Don’t waste “chronos” is always good counsel.  “Live as wise people… and redeem the time (chronos).  But while time should not be wasted, make certain you don’t miss the “kairos”… the opportunity God brings to begin something new in your life.

“For now is the appointed time…today is the day of salvation.”  2 Corinthians 6:2

 

Advent Day 01 – The Right Time

“When the time was right, God sent forth His Son, born of a woman; born under the Law.”   Galatians 4:4 NLT

By now, you doubtless have finished up seconds… and thirds… of Thanksgiving meal. The pumpkins and fall decorations are now being tucked away to await the next arrival of autumn. And now, ON TO CHRISTMAS! Decorated homes and bright lights are beginning to dot our neighborhoods, and Christmas shopping lists are being made and checked off.

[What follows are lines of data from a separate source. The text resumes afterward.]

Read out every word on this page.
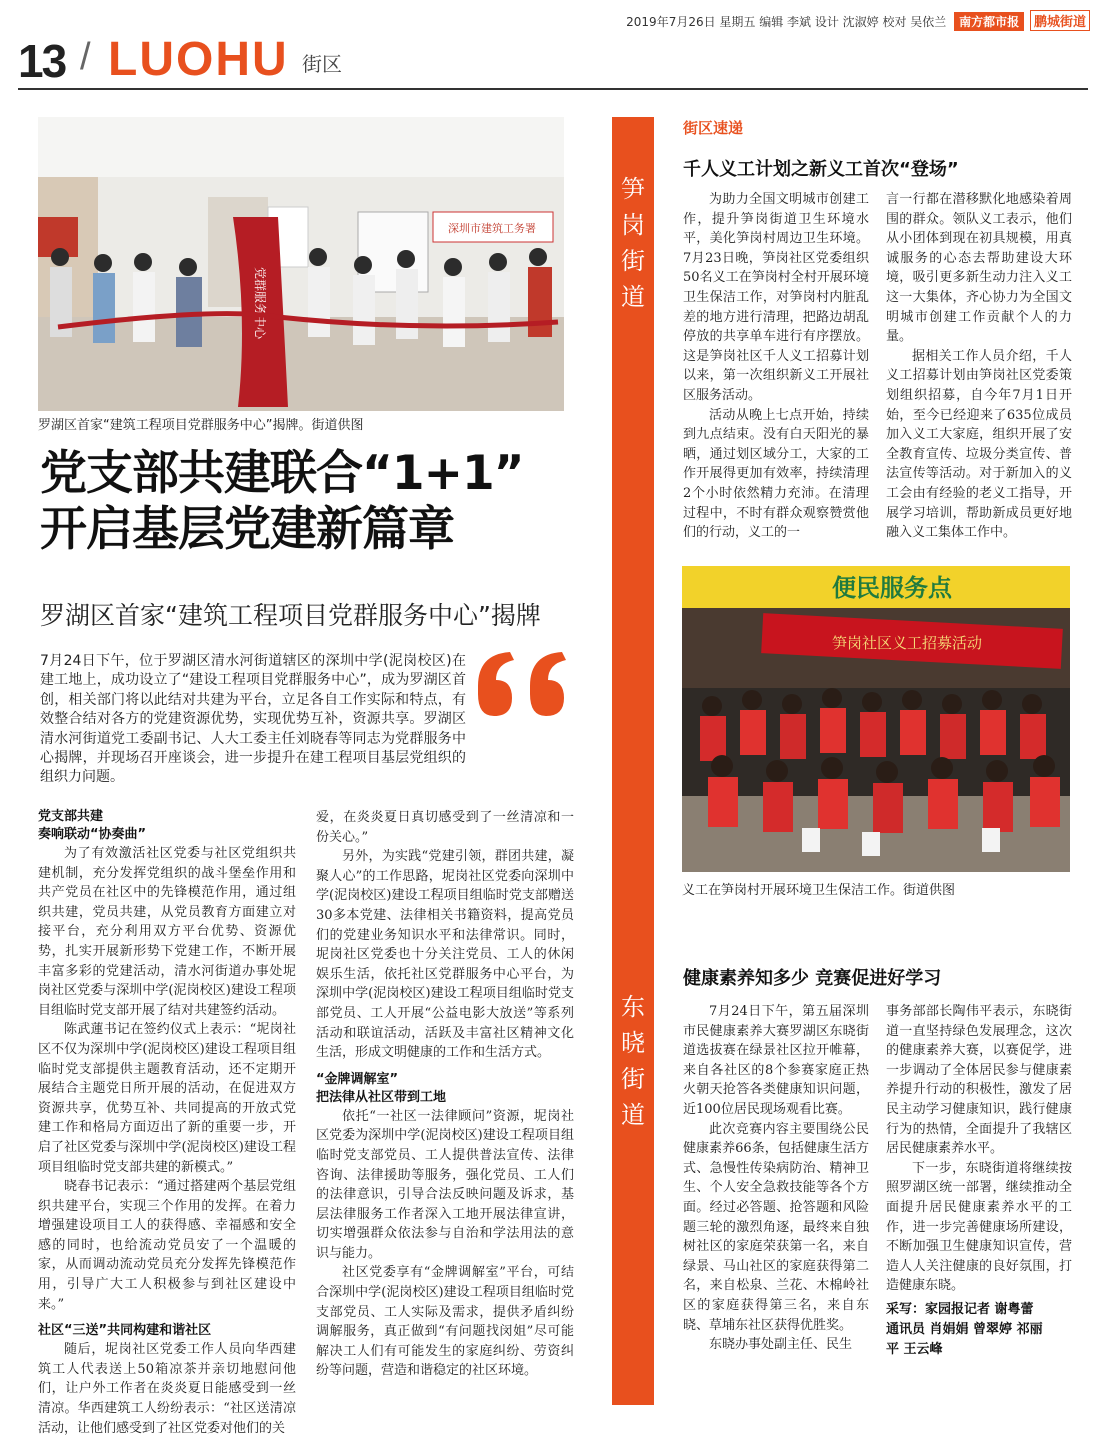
2019年7月26日 星期五 编辑 李斌 设计 沈淑婷 校对 吴依兰 南方都市报 鹏城街道
13 / LUOHU 街区
深圳市建筑工务署
党群服务中心
罗湖区首家“建筑工程项目党群服务中心”揭牌。街道供图
党支部共建联合“1+1”
开启基层党建新篇章
罗湖区首家“建筑工程项目党群服务中心”揭牌
7月24日下午，位于罗湖区清水河街道辖区的深圳中学(泥岗校区)在建工地上，成功设立了“建设工程项目党群服务中心”，成为罗湖区首创，相关部门将以此结对共建为平台，立足各自工作实际和特点，有效整合结对各方的党建资源优势，实现优势互补，资源共享。罗湖区清水河街道党工委副书记、人大工委主任刘晓春等同志为党群服务中心揭牌，并现场召开座谈会，进一步提升在建工程项目基层党组织的组织力问题。
党支部共建
奏响联动“协奏曲”

为了有效激活社区党委与社区党组织共建机制，充分发挥党组织的战斗堡垒作用和共产党员在社区中的先锋模范作用，通过组织共建，党员共建，从党员教育方面建立对接平台，充分利用双方平台优势、资源优势，扎实开展新形势下党建工作，不断开展丰富多彩的党建活动，清水河街道办事处坭岗社区党委与深圳中学(泥岗校区)建设工程项目组临时党支部开展了结对共建签约活动。

陈武蓮书记在签约仪式上表示：“坭岗社区不仅为深圳中学(泥岗校区)建设工程项目组临时党支部提供主题教育活动，还不定期开展结合主题党日所开展的活动，在促进双方资源共享，优势互补、共同提高的开放式党建工作和格局方面迈出了新的重要一步，开启了社区党委与深圳中学(泥岗校区)建设工程项目组临时党支部共建的新模式。”

晓春书记表示：“通过搭建两个基层党组织共建平台，实现三个作用的发挥。在着力增强建设项目工人的获得感、幸福感和安全感的同时，也给流动党员安了一个温暖的家，从而调动流动党员充分发挥先锋模范作用，引导广大工人积极参与到社区建设中来。”

社区“三送”共同构建和谐社区

随后，坭岗社区党委工作人员向华西建筑工人代表送上50箱凉茶并亲切地慰问他们，让户外工作者在炎炎夏日能感受到一丝清凉。华西建筑工人纷纷表示：“社区送清凉活动，让他们感受到了社区党委对他们的关

爱，在炎炎夏日真切感受到了一丝清凉和一份关心。”

另外，为实践“党建引领，群团共建，凝聚人心”的工作思路，坭岗社区党委向深圳中学(泥岗校区)建设工程项目组临时党支部赠送30多本党建、法律相关书籍资料，提高党员们的党建业务知识水平和法律常识。同时，坭岗社区党委也十分关注党员、工人的休闲娱乐生活，依托社区党群服务中心平台，为深圳中学(泥岗校区)建设工程项目组临时党支部党员、工人开展“公益电影大放送”等系列活动和联谊活动，活跃及丰富社区精神文化生活，形成文明健康的工作和生活方式。

“金牌调解室”
把法律从社区带到工地

依托“一社区一法律顾问”资源，坭岗社区党委为深圳中学(泥岗校区)建设工程项目组临时党支部党员、工人提供普法宣传、法律咨询、法律援助等服务，强化党员、工人们的法律意识，引导合法反映问题及诉求，基层法律服务工作者深入工地开展法律宣讲，切实增强群众依法参与自治和学法用法的意识与能力。

社区党委享有“金牌调解室”平台，可结合深圳中学(泥岗校区)建设工程项目组临时党支部党员、工人实际及需求，提供矛盾纠纷调解服务，真正做到“有问题找闵姐”尽可能解决工人们有可能发生的家庭纠纷、劳资纠纷等问题，营造和谐稳定的社区环境。

笋
岗
街
道
东
晓
街
道
街区速递
千人义工计划之新义工首次“登场”

为助力全国文明城市创建工作，提升笋岗街道卫生环境水平，美化笋岗村周边卫生环境。7月23日晚，笋岗社区党委组织50名义工在笋岗村全村开展环境卫生保洁工作，对笋岗村内脏乱差的地方进行清理，把路边胡乱停放的共享单车进行有序摆放。这是笋岗社区千人义工招募计划以来，第一次组织新义工开展社区服务活动。

活动从晚上七点开始，持续到九点结束。没有白天阳光的暴晒，通过划区域分工，大家的工作开展得更加有效率，持续清理2个小时依然精力充沛。在清理过程中，不时有群众观察赞赏他们的行动，义工的一

言一行都在潜移默化地感染着周围的群众。领队义工表示，他们从小团体到现在初具规模，用真诚服务的心态去帮助建设大环境，吸引更多新生动力注入义工这一大集体，齐心协力为全国文明城市创建工作贡献个人的力量。

据相关工作人员介绍，千人义工招募计划由笋岗社区党委策划组织招募，自今年7月1日开始，至今已经迎来了635位成员加入义工大家庭，组织开展了安全教育宣传、垃圾分类宣传、普法宣传等活动。对于新加入的义工会由有经验的老义工指导，开展学习培训，帮助新成员更好地融入义工集体工作中。

便民服务点
笋岗社区义工招募活动
义工在笋岗村开展环境卫生保洁工作。街道供图
健康素养知多少 竞赛促进好学习

7月24日下午，第五届深圳市民健康素养大赛罗湖区东晓街道选拔赛在绿景社区拉开帷幕，来自各社区的8个参赛家庭正热火朝天抢答各类健康知识问题，近100位居民现场观看比赛。

此次竞赛内容主要围绕公民健康素养66条，包括健康生活方式、急慢性传染病防治、精神卫生、个人安全急救技能等各个方面。经过必答题、抢答题和风险题三轮的激烈角逐，最终来自独树社区的家庭荣获第一名，来自绿景、马山社区的家庭获得第二名，来自松泉、兰花、木棉岭社区的家庭获得第三名，来自东晓、草埔东社区获得优胜奖。

东晓办事处副主任、民生

事务部部长陶伟平表示，东晓街道一直坚持绿色发展理念，这次的健康素养大赛，以赛促学，进一步调动了全体居民参与健康素养提升行动的积极性，激发了居民主动学习健康知识，践行健康行为的热情，全面提升了我辖区居民健康素养水平。

下一步，东晓街道将继续按照罗湖区统一部署，继续推动全面提升居民健康素养水平的工作，进一步完善健康场所建设，不断加强卫生健康知识宣传，营造人人关注健康的良好氛围，打造健康东晓。

采写：家园报记者 谢粤蕾
通讯员 肖娟娟 曾翠婷 祁丽
平 王云峰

I’ve heard more than one person say, “I can’t wait for Christmas this year; it means we’re almost finished with 2020!” Maybe you have felt the same. It’s been a hard year… the hardest for many. And as much as I would wish turning the calendar from 2020 to 2021 means all of this difficulty would fade into history, I am doubtful it will.

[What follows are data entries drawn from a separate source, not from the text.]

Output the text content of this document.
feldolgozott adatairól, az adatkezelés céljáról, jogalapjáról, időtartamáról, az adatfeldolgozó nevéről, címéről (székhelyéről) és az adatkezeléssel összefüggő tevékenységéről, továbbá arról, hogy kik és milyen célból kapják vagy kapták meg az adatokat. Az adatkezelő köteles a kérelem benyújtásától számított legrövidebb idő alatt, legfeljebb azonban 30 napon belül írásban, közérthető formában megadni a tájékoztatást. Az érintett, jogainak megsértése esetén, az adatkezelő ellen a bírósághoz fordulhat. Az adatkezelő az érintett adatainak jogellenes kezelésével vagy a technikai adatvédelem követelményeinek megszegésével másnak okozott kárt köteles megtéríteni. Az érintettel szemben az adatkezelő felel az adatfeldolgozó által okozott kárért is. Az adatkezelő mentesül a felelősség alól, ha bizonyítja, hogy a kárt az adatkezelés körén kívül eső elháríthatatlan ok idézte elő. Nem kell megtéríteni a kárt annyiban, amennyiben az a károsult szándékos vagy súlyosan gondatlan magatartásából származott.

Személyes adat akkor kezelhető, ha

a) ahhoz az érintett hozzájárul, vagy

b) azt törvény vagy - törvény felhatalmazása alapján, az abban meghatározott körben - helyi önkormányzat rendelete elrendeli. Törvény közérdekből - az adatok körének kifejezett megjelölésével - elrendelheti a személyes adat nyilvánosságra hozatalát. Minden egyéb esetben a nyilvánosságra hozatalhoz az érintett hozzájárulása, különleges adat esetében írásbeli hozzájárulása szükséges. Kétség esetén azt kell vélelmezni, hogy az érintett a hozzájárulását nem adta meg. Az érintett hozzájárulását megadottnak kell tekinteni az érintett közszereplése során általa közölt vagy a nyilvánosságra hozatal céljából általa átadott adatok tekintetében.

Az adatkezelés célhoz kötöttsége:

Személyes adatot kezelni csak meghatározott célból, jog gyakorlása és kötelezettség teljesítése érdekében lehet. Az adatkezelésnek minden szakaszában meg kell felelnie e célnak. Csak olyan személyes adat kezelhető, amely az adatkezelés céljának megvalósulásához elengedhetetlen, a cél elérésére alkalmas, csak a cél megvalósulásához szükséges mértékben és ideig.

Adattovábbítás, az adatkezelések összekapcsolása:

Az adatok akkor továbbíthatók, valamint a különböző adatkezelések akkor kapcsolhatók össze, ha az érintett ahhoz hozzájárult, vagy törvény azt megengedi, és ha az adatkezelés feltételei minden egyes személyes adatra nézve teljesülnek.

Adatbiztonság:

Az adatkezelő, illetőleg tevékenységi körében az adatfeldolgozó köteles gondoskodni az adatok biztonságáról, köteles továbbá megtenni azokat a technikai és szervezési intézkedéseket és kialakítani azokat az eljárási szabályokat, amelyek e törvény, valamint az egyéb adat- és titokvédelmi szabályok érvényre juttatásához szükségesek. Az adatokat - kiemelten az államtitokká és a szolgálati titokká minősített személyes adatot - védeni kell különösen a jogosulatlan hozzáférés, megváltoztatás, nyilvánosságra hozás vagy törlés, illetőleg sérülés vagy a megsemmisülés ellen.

The people alive when Jesus arrived in Bethlehem around 2,020 years ago were, like us, eager to see better days. Political unrest, riots in some areas and persecution in others, injustice, illness and poverty riddled their daily lives. Old men would gather and discuss in whispered tones about the coming one. Jewish synagogues were filled with conversations and questions about the arrival of Messiah.

They were expectant. And suffering. And weary. It was then that the Bible says, “When the time was right, God sent forth His Son….” When the time was right? What could that possibly mean? Was God oblivious to what was happening in the world? Didn’t He know people were hurting?

Or could we allow that God doesn’t see things as we see them? The prophets had promised for hundreds of years prior that “a child would be born” and “a light would shine forth in the darkness.” And now, “the time was right.” The darkness was now dark enough. Light was on its way!

God knows right where we are today. And no, He isn’t oblivious or calloused to our pain or our cries for help. In fact, it was in the midst of His people’s pain and hopelessness that our Lord first entered the world. Can we await expectantly in these dark days and believe that He will not leave us nor forsake us? Can we wait with hope in spite of the challenging days we are living in and believe that Light will come?

Perhaps we’ve never needed the hope of Christmas… or the promise of a Savior… more than now.